BreastNegative – The AI That Accelerates and Optimizes Mammographic Screening
BreastNegative is the solution developed by Health Triage to optimize breast cancer screening programs. It uses neural networks based on deep learning models trained on millions of real images and validated by independent scientific institutions.
The system was born from the collaboration between Health Triage and researchers from the Department of Automatic Control and Computer Engineering at Politecnico di Torino. The goal is to improve the quality of oncological prevention through reliable, certified technology that integrates seamlessly into clinical workflows.
A concrete answer to the limitations of traditional screening
Over 99% of screening mammograms turn out to be negative. A reassuring figure for women, but one that leads to inefficient use of medical resources — in a system already marked by a shortage of radiologists and significant regional disparities in access to prevention programs.
This is where BreastNegative comes in: it automatically analyzes every mammogram and identifies with high accuracy those exams showing no suspicious findings. Mammograms classified as definitively negative, according to validated clinical criteria, are reviewed by a single radiologist instead of two, freeing up resources that can be redirected toward expanding existing screening programs and/or managing particularly complex cases.
What sets it apart from other AI systems
Not just detecting tumors, but safely ruling out healthy cases
Unlike most AI solutions for mammography, which focus on identifying lesions, BreastNegative was designed to reliably recognize negative cases.

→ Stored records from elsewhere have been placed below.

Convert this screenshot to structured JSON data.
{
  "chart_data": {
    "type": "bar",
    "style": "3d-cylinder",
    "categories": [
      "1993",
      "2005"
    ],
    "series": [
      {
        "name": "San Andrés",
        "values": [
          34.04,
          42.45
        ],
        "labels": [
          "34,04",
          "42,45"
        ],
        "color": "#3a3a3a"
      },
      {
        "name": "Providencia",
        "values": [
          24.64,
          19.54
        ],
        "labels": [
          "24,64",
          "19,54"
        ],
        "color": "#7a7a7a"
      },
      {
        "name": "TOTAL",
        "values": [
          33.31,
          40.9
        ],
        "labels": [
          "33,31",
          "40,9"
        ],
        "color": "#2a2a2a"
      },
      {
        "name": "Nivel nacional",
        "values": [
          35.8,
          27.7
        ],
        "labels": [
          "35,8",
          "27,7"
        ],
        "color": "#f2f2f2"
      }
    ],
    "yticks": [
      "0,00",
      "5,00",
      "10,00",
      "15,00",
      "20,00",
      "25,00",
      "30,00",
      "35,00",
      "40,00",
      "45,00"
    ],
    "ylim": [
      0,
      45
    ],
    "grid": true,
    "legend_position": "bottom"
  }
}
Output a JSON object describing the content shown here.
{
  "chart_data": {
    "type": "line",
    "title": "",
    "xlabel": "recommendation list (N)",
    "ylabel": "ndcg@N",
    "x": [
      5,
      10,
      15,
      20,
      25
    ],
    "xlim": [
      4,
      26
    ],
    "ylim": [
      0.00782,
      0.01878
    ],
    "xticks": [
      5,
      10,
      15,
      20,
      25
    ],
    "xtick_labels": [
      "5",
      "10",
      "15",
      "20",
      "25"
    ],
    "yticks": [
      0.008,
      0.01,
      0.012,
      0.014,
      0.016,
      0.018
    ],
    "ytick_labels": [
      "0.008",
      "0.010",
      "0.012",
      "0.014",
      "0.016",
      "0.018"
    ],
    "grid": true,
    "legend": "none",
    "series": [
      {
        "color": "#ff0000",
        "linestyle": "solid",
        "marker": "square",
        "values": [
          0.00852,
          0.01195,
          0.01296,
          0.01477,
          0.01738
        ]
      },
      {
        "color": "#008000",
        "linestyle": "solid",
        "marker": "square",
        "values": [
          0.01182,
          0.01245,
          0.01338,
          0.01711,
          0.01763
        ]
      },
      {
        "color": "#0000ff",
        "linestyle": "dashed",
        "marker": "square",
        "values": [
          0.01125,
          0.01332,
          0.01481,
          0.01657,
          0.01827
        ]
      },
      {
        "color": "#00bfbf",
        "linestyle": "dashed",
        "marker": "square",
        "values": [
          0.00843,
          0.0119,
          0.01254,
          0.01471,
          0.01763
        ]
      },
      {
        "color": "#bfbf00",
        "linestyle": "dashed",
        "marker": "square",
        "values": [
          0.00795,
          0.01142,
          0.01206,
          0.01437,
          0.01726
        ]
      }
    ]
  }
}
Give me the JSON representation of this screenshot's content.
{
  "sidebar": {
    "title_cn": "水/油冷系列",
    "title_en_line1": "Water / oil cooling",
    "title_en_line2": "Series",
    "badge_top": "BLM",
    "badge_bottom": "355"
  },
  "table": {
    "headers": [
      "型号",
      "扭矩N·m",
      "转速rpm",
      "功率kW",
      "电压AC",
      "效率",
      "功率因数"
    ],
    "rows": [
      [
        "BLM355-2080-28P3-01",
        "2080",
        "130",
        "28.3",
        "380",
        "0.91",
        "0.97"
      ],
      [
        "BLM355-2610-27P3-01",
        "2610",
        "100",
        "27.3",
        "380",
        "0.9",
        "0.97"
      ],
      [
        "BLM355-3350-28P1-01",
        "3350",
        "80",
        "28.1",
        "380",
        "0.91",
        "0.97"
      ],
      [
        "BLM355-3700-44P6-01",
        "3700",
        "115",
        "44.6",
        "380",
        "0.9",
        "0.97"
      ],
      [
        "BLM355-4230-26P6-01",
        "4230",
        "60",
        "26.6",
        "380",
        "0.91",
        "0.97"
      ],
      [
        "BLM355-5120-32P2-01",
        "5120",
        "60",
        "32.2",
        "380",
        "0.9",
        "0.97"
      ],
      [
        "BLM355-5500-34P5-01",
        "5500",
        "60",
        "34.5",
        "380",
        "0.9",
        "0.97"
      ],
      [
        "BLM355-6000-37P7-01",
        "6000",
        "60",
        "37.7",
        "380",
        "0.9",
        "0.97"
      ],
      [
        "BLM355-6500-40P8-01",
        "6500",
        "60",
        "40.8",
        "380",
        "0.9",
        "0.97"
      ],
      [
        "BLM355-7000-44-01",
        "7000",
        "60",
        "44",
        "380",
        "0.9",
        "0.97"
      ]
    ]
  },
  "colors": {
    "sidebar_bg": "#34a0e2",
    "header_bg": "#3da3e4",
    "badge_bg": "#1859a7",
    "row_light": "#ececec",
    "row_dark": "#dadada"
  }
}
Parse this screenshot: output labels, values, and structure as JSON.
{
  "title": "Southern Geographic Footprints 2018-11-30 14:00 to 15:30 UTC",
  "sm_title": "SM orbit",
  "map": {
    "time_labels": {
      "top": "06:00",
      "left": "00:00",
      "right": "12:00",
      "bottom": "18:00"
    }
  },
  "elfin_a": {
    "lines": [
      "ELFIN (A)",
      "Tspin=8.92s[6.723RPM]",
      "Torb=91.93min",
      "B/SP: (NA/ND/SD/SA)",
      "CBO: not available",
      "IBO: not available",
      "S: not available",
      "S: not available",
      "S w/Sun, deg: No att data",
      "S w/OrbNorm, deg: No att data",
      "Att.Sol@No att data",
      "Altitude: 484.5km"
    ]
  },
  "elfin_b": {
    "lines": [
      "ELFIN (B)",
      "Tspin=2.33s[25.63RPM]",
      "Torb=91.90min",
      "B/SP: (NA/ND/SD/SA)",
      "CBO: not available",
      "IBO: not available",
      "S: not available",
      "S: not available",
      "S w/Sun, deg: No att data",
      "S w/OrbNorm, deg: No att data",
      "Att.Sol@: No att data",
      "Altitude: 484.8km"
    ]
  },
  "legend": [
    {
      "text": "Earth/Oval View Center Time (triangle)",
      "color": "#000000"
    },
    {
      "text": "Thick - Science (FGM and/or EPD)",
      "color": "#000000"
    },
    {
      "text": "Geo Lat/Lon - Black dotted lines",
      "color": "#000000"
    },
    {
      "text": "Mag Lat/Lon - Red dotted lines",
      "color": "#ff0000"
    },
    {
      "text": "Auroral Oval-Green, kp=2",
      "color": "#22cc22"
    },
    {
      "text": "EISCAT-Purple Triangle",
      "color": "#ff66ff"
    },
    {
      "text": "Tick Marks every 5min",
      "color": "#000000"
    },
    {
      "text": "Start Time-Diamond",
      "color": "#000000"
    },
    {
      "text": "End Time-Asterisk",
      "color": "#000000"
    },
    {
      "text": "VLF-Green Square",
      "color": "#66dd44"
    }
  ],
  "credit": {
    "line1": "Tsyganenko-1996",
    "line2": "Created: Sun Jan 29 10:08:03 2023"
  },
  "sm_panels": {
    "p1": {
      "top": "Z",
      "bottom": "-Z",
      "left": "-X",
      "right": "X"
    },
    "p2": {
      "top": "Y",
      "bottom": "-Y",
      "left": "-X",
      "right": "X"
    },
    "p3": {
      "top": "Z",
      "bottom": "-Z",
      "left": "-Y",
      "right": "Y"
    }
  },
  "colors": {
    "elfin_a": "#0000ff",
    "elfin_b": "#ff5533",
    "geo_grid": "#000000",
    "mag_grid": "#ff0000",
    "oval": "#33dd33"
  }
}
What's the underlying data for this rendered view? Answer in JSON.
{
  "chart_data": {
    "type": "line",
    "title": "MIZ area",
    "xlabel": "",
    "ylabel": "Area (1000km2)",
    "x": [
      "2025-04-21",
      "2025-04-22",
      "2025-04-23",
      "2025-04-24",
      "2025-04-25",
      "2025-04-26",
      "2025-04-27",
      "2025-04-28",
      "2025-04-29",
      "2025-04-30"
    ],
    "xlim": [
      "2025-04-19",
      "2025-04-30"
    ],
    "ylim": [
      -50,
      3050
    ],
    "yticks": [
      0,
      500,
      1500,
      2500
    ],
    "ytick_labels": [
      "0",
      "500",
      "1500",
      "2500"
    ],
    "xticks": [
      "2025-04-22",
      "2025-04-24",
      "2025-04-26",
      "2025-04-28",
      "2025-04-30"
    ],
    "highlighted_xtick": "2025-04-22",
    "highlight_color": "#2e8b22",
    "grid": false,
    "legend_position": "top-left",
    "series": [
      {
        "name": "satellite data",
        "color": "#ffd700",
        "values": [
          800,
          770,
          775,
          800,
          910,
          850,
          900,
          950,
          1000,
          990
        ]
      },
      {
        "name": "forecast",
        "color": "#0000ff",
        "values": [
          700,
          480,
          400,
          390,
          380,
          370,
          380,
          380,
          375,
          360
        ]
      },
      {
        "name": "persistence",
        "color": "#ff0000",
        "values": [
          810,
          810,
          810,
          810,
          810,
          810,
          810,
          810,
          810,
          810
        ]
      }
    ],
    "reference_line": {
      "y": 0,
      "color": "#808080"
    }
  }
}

This approach makes it possible to:
- increase the operational efficiency of screening centers;
- optimize the use of radiological resources;
- improve coverage of prevention programs.
BreastNegative: support for breast diagnostics with intelligent triage and negativity assessment
BreastNegative, an AI-based software medical device, is intended for use by medical professionals — specifically radiologists specialized in breast imaging — to support the clinical evaluation of mammographic exams.
The device takes a complete mammographic exam as input and, by analyzing the radiological images, provides a negativity classification output that categorizes the exam result into three classes:
- Negative: the analyzed exam shows no signs of breast cancer.
- Double reading needed: the device cannot determine whether a tumor is present or absent.
- Not processable: the device was unable to process the exam.
In a mammographic screening context based on double-blind reading, the “Negative” output is designed to support clinical workflow optimization by reducing the need for a second reading by breast radiologists. When the output is “Double reading needed”, the exam is referred back to standard clinical practice.
⚠️ The software does not formulate diagnoses autonomously, nor does it replace clinical judgment. The responsibility for the diagnostic decision and the final report remains exclusively with the specialist physician.